In later years after the emigration of the colored people the locality was changed to a more modern name that of Smokey Row. It appears the community called “Africa” and “Smokey Row” was referred to as “Nigger Hill” in the late 1870s. An African Methodist Episcopal Church Congregation in Columbus was identified as being a part of the Salem Circuit with 4 members in 1841 (Minutes, Indiana Annual Conference, AME Church). In 1850 there were three “negro” property owners with real estate valued at $520 (Heller, 303).
Ancestry.com. "U.S. Federal Census 1820-1870." Accessed June 20, 2014.
Gibbs, Wilma L, ed. Indiana's African-American Heritage: Essays from Black History News and Notes. Indianapolis: Indiana Historical Society, 1993.
Handley, Shirley S. and Coy D. Robbins. "Early African American Heritage in Bartholomew County," Indiana Ebony Lines, Fall/Winter, 1992.
Heller, Herbert Lynn. "Negro Education in Indiana from 1816 to 1860." PhD diss., Indiana University, 1951.
Jefferson, Audrey. Bartholomew County African American School Curriculum. Indianapolis: Historic Landmarks Foundation of Indiana, 1999.

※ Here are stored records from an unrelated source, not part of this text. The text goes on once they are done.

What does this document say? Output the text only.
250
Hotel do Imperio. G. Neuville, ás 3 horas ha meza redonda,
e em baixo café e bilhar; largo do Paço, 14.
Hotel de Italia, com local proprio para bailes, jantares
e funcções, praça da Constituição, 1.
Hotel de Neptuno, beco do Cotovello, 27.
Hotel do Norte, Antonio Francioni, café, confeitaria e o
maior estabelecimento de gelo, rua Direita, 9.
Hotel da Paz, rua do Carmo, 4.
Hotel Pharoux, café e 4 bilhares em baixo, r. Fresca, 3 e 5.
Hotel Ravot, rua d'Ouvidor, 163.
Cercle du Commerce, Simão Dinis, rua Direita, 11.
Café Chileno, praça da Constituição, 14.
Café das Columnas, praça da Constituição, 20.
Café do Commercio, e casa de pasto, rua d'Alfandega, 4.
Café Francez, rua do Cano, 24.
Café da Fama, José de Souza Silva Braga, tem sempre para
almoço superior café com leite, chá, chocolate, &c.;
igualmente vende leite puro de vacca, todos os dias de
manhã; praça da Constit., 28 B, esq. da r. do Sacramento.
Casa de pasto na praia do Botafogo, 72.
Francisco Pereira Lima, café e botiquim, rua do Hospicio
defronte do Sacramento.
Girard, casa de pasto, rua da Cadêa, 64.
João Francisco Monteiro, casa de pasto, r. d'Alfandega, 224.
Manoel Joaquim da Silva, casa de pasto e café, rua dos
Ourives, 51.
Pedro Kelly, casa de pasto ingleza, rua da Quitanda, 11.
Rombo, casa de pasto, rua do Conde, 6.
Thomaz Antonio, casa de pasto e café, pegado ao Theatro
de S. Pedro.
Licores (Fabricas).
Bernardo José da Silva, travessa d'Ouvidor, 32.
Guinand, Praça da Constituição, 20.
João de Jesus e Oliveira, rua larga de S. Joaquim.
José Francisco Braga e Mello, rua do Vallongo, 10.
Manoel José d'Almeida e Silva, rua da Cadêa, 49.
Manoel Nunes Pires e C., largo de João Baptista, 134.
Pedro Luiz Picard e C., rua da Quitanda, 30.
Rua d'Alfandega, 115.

"The Nigger Hill" Exodus and Feud Told By Local Historian" (Undated newspaper article; has an Editor's Note- “This paper was read by George Pence before a joint meeting of the Bartholomew County Historical Society and the House Literary Club held in his honor at Donner Park, July 31 1927.")

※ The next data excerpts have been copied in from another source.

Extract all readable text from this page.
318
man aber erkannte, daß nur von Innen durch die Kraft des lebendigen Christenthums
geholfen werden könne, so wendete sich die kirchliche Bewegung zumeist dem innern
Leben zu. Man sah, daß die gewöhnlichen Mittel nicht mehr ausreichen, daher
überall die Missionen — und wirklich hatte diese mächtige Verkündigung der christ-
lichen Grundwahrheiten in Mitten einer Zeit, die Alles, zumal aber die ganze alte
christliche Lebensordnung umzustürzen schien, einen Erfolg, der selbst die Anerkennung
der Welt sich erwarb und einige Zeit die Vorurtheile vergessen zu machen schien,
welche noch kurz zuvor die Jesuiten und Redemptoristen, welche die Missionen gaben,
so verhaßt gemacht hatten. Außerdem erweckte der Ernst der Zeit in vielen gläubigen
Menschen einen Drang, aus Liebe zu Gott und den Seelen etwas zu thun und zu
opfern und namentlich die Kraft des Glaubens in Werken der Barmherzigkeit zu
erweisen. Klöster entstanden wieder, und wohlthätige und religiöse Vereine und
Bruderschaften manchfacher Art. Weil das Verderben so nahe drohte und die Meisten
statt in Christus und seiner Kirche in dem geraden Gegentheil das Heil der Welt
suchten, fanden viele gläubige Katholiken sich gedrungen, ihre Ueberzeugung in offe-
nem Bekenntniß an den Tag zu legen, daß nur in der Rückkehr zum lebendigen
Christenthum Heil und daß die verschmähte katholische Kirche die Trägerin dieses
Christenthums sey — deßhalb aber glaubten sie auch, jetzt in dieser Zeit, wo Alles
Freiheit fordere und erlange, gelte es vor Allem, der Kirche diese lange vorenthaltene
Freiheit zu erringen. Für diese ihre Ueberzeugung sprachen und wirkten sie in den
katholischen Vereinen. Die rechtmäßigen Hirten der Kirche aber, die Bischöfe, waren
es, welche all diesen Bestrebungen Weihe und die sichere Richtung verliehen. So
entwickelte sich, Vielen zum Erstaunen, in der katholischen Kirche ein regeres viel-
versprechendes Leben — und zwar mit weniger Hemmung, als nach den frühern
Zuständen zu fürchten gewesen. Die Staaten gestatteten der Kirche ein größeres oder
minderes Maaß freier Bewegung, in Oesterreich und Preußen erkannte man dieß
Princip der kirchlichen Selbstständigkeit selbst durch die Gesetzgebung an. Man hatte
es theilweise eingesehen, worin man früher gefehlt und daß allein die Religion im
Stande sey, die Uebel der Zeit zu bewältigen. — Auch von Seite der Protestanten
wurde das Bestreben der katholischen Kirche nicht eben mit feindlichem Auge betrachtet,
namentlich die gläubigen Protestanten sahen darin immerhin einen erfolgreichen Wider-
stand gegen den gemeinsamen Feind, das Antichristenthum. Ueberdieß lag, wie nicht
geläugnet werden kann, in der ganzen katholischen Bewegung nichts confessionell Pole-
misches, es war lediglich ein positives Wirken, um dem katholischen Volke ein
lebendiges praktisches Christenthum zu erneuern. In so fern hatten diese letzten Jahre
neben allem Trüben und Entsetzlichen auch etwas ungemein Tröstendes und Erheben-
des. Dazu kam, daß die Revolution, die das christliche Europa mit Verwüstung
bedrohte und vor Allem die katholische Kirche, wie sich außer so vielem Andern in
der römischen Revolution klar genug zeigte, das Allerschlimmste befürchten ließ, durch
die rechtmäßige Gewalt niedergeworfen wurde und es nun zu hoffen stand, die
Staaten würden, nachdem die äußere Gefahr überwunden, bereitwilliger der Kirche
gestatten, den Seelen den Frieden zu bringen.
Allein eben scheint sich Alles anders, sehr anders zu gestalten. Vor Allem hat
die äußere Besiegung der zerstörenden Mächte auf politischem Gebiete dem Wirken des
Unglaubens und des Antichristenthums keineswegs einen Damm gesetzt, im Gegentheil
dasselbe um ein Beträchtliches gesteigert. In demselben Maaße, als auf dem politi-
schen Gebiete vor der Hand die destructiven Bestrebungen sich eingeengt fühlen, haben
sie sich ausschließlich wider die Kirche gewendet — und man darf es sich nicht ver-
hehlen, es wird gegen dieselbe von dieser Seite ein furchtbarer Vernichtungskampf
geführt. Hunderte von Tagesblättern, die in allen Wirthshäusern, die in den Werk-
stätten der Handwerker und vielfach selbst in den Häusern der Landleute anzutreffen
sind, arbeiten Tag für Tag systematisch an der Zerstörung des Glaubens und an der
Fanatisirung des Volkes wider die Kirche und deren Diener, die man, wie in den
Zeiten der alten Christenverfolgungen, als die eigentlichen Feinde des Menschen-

“Early Records of African Americans in Bartholomew County, Indiana.” [Some of these materials copied for Bartholomew County EAASHI project files, Summer 2014]
Robbins, Coy D., ed. Black Pioneers in Indiana. Bloomington: Ind.: African American Historical and Genealogical Society, 1990.
Robbins, Coy D. “Black Settlements in Indiana Affiliated with the African Methodist Episcopal Church 1840-1845,” as published in the African Methodist Episcopal Church Magazine, George Hogarth, ed. (Compiled from Minutes, Indiana Annual Conference, African Methodist Church, 1840-1845.)
Robbins, Coy D. Indiana Negro Registers 1852-1865. Bowie, Maryland: Heritage Books, 1994.
Vincent, Stephen A. Southern Seed, Northern Soil: African American Farm Communities in the Midwest, 1765-1900. Bloomington: Indiana University, 1999.